Unless you were Earl Watson, and thought the Spurs were gonna upset the Golden Empire.

ANYWAYS...“Unanimous” averaged 25 points, 6 rebounds, and 5 assists in the postseason after returning in round 2, coming off of a Grade 2 MCL sprain. Oh yeah, he also broke Ray Allen’s record for most threes in a Finals game.

Was that healthy enough for ya?

Now, for that that “bad defensive player” tag Curry carried. It seemed to fall off after he held his own in iso matchups against Harden, Paul, and LeBron James. Time and time again, we saw the other teams wasting precious seconds of shot-clock. trying to get isolated on Curry. Then, once they had the matchup they wanted, Curry buckled down and consistently made them work for everything. You know, LIKE ANY OTHER COMPETENT DEFENDER WOULD.

“This is the Rockets year because the Warriors aren’t hungry enough”

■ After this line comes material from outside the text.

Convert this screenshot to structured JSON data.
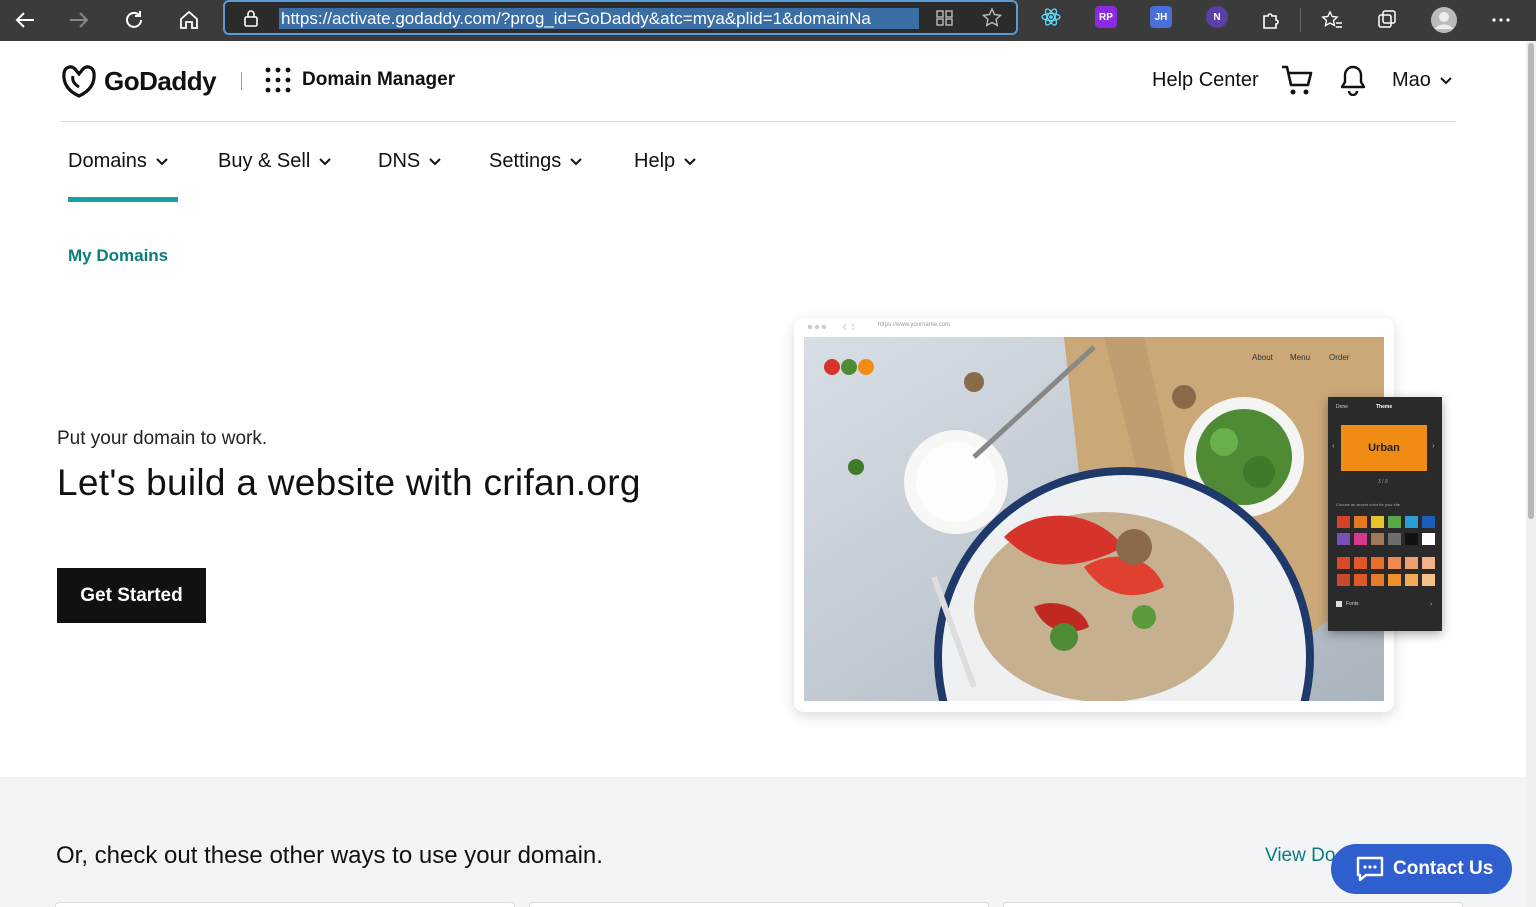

After Game 3 of the Western Conference Finals, the Warriors led 2-1, with one of those victories in Houston, and the other a 41 point blowout in Oakland. As Steve Kerr and Draymond Green said, the Warriors thought it would be over in five games, because Houston had “no answer for the Hamptons 5 lineup.” At the time, I wrote a humorous journal entry of my quixotic “Warriors in 4” prediction failing. But for the record, the Warriors themselves were thinking, “Dubs in 5”. That’s pretty arrogant, folks!

In a sad twist of fate, Andre Iguodala went down with a knee injury from Harden’s flopping that would force him to be sidelined until midway through the Finals.

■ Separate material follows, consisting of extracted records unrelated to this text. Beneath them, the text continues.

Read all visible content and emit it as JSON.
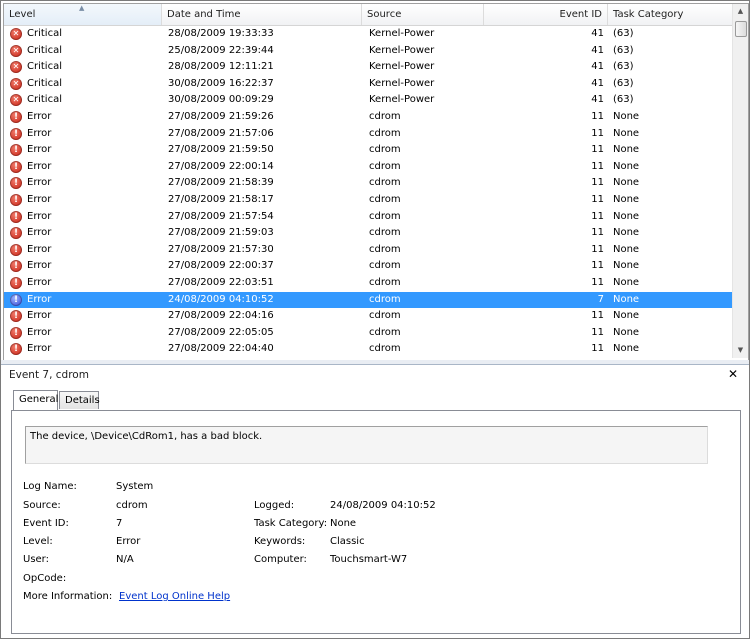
{
  "grid": {
    "columns": {
      "level": "Level",
      "date": "Date and Time",
      "source": "Source",
      "event_id": "Event ID",
      "category": "Task Category"
    },
    "rows": [
      {
        "level": "Critical",
        "icon": "critical-icon",
        "date": "28/08/2009 19:33:33",
        "source": "Kernel-Power",
        "id": "41",
        "category": "(63)"
      },
      {
        "level": "Critical",
        "icon": "critical-icon",
        "date": "25/08/2009 22:39:44",
        "source": "Kernel-Power",
        "id": "41",
        "category": "(63)"
      },
      {
        "level": "Critical",
        "icon": "critical-icon",
        "date": "28/08/2009 12:11:21",
        "source": "Kernel-Power",
        "id": "41",
        "category": "(63)"
      },
      {
        "level": "Critical",
        "icon": "critical-icon",
        "date": "30/08/2009 16:22:37",
        "source": "Kernel-Power",
        "id": "41",
        "category": "(63)"
      },
      {
        "level": "Critical",
        "icon": "critical-icon",
        "date": "30/08/2009 00:09:29",
        "source": "Kernel-Power",
        "id": "41",
        "category": "(63)"
      },
      {
        "level": "Error",
        "icon": "error-icon",
        "date": "27/08/2009 21:59:26",
        "source": "cdrom",
        "id": "11",
        "category": "None"
      },
      {
        "level": "Error",
        "icon": "error-icon",
        "date": "27/08/2009 21:57:06",
        "source": "cdrom",
        "id": "11",
        "category": "None"
      },
      {
        "level": "Error",
        "icon": "error-icon",
        "date": "27/08/2009 21:59:50",
        "source": "cdrom",
        "id": "11",
        "category": "None"
      },
      {
        "level": "Error",
        "icon": "error-icon",
        "date": "27/08/2009 22:00:14",
        "source": "cdrom",
        "id": "11",
        "category": "None"
      },
      {
        "level": "Error",
        "icon": "error-icon",
        "date": "27/08/2009 21:58:39",
        "source": "cdrom",
        "id": "11",
        "category": "None"
      },
      {
        "level": "Error",
        "icon": "error-icon",
        "date": "27/08/2009 21:58:17",
        "source": "cdrom",
        "id": "11",
        "category": "None"
      },
      {
        "level": "Error",
        "icon": "error-icon",
        "date": "27/08/2009 21:57:54",
        "source": "cdrom",
        "id": "11",
        "category": "None"
      },
      {
        "level": "Error",
        "icon": "error-icon",
        "date": "27/08/2009 21:59:03",
        "source": "cdrom",
        "id": "11",
        "category": "None"
      },
      {
        "level": "Error",
        "icon": "error-icon",
        "date": "27/08/2009 21:57:30",
        "source": "cdrom",
        "id": "11",
        "category": "None"
      },
      {
        "level": "Error",
        "icon": "error-icon",
        "date": "27/08/2009 22:00:37",
        "source": "cdrom",
        "id": "11",
        "category": "None"
      },
      {
        "level": "Error",
        "icon": "error-icon",
        "date": "27/08/2009 22:03:51",
        "source": "cdrom",
        "id": "11",
        "category": "None"
      },
      {
        "level": "Error",
        "icon": "error-icon",
        "date": "24/08/2009 04:10:52",
        "source": "cdrom",
        "id": "7",
        "category": "None",
        "selected": true
      },
      {
        "level": "Error",
        "icon": "error-icon",
        "date": "27/08/2009 22:04:16",
        "source": "cdrom",
        "id": "11",
        "category": "None"
      },
      {
        "level": "Error",
        "icon": "error-icon",
        "date": "27/08/2009 22:05:05",
        "source": "cdrom",
        "id": "11",
        "category": "None"
      },
      {
        "level": "Error",
        "icon": "error-icon",
        "date": "27/08/2009 22:04:40",
        "source": "cdrom",
        "id": "11",
        "category": "None"
      }
    ]
  },
  "details": {
    "title": "Event 7, cdrom",
    "close_glyph": "✕",
    "tabs": [
      "General",
      "Details"
    ],
    "description": "The device, \\Device\\CdRom1, has a bad block.",
    "labels": {
      "log_name": "Log Name:",
      "source": "Source:",
      "event_id": "Event ID:",
      "level": "Level:",
      "user": "User:",
      "opcode": "OpCode:",
      "more_info": "More Information:",
      "logged": "Logged:",
      "task_category": "Task Category:",
      "keywords": "Keywords:",
      "computer": "Computer:"
    },
    "values": {
      "log_name": "System",
      "source": "cdrom",
      "event_id": "7",
      "level": "Error",
      "user": "N/A",
      "opcode": "",
      "more_info_link": "Event Log Online Help",
      "logged": "24/08/2009 04:10:52",
      "task_category": "None",
      "keywords": "Classic",
      "computer": "Touchsmart-W7"
    }
  },
  "colors": {
    "selection": "#3399ff",
    "link": "#0033cc",
    "error_icon": "#c41a0c",
    "selected_icon": "#2c3fd0"
  }
}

The Rockets stole two fourth quarters from the Warriors to go up 3-2...and then Chris Paul’s hamstring finally blew out from the stress of playing professional basketball that late in the season. He’s not used to it, you know?

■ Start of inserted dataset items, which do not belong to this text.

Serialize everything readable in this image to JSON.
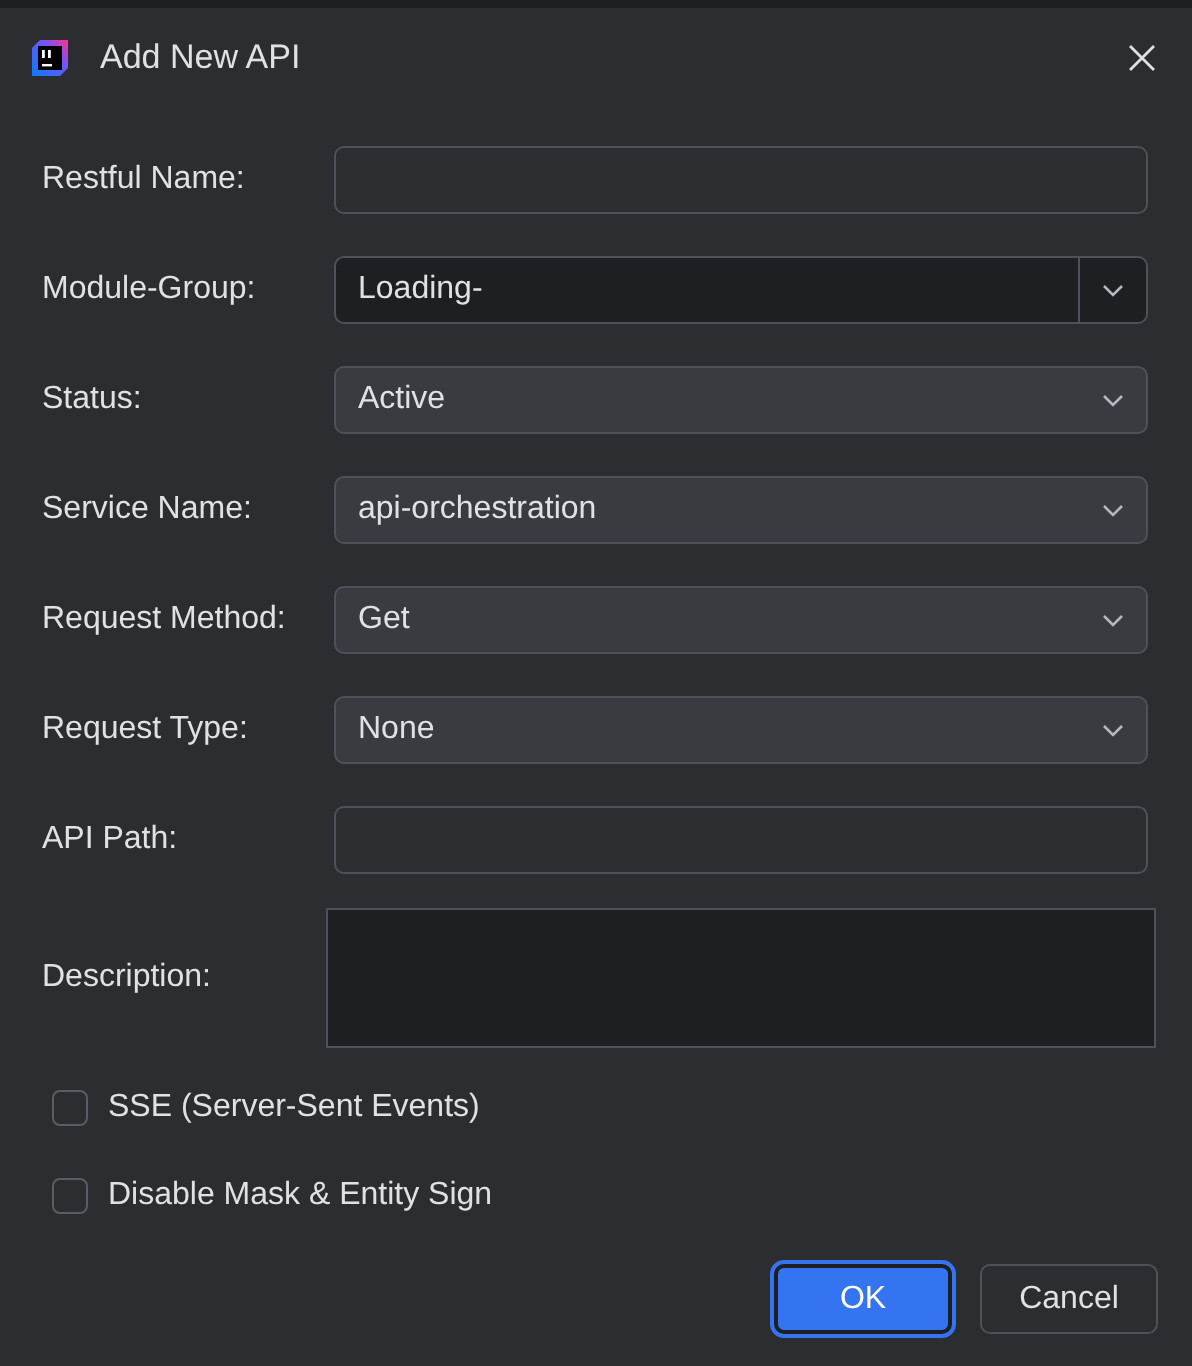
{
  "window": {
    "title": "Add New API"
  },
  "fields": [
    {
      "label": "Restful Name:",
      "kind": "text"
    },
    {
      "label": "Module-Group:",
      "kind": "editable-combo",
      "value": "Loading-"
    },
    {
      "label": "Status:",
      "kind": "combo",
      "value": "Active"
    },
    {
      "label": "Service Name:",
      "kind": "combo",
      "value": "api-orchestration"
    },
    {
      "label": "Request Method:",
      "kind": "combo",
      "value": "Get"
    },
    {
      "label": "Request Type:",
      "kind": "combo",
      "value": "None"
    },
    {
      "label": "API Path:",
      "kind": "text"
    },
    {
      "label": "Description:",
      "kind": "textarea"
    }
  ],
  "checkboxes": [
    {
      "label": "SSE (Server-Sent Events)",
      "checked": false
    },
    {
      "label": "Disable Mask & Entity Sign",
      "checked": false
    }
  ],
  "buttons": [
    {
      "label": "OK",
      "kind": "primary"
    },
    {
      "label": "Cancel",
      "kind": "secondary"
    }
  ]
}
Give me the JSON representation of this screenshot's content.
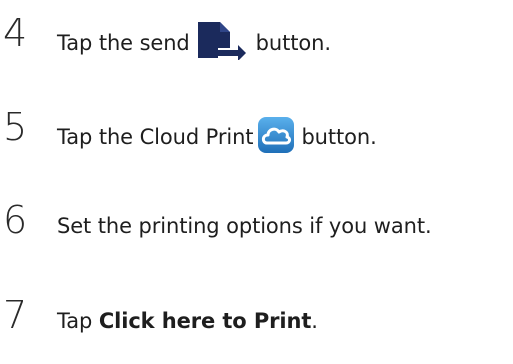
{
  "steps": [
    {
      "number": "4",
      "before": "Tap the send",
      "after": "button.",
      "icon": "send-icon"
    },
    {
      "number": "5",
      "before": "Tap the Cloud Print",
      "after": "button.",
      "icon": "cloud-print-icon"
    },
    {
      "number": "6",
      "text": "Set the printing options if you want."
    },
    {
      "number": "7",
      "before": "Tap ",
      "bold": "Click here to Print",
      "after": "."
    }
  ],
  "colors": {
    "text": "#1e1e1e",
    "send_icon": "#1b2a5c",
    "cloud_icon_bg": "#2a7fc6",
    "cloud_icon_stroke": "#ffffff"
  }
}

Houston, sans CP3, blew double digit leads in Games 6 and 7, and the Warriors won the series. Allow me to quote J.A. Sherman from the Thunder’s blog, “Welcome To Loud City” for summing up that development in a way many NBA fans predicted:

The thing is, I don’t even take any pride or satisfaction in watching Houston falter in the exact progression we predicted — a CP injury and then Harden evaporating before our eyes (you might even say Thunder fans knew it in 2012). The hardest thing to do in the NBA is to figure out how to 1) identify the weakness(es) that can kill you, and then 2) do something about it. The Warriors did it by acquiring Durant so that, when Curry gets banged up, they have a plan B. Houston almost figured it out with CP, but then learned that their plan B needs a plan B if they’re going to run it back next year.

In summation: the Warriors depth, resiliency, and star power > Houston’s hunger. The champs fed those hungry Rockets a salty “L” for Game 7.


Now, nothing gets the blog-o-sphere riled up like informing them, “Your hasty prediction of the Warriors downfall differs grossly from their successful reality”.

It’s just that, when I look at shirtless Jordan Bell running through the streets of Oakland, searching for Hennessy, or chuckle as a cigar chewing Nick Young saunters through a parade route wearing a robe...I just can’t give a damn about how the Warriors “COULDA/WOULDA/SHOULDA” lost.

As I learned in the aftermath of the tragic 2016 Finals, you either got the job done or you didn’t. No excuses are tolerated. That’s what they told us when we tried to explain we lost mainly because of the Draymond Green suspension, and the multiple injuries to our roster, right?

In conclusion: I hope these golden musings serve as a comfort to those who were anxious. I pray that next season, you will remember the greatness of the team you root for, despite the noise emanating from the unbelievers.

I also want to extend a grateful hand toward those who kept the faith: thank you for staying the course and spreading belief in the face of relatively daunting odds.

And for those who think we’re too arrogant, too irrationally confident, and too gold-blooded?

Now... where the hell did I put that bottle of Hennessy?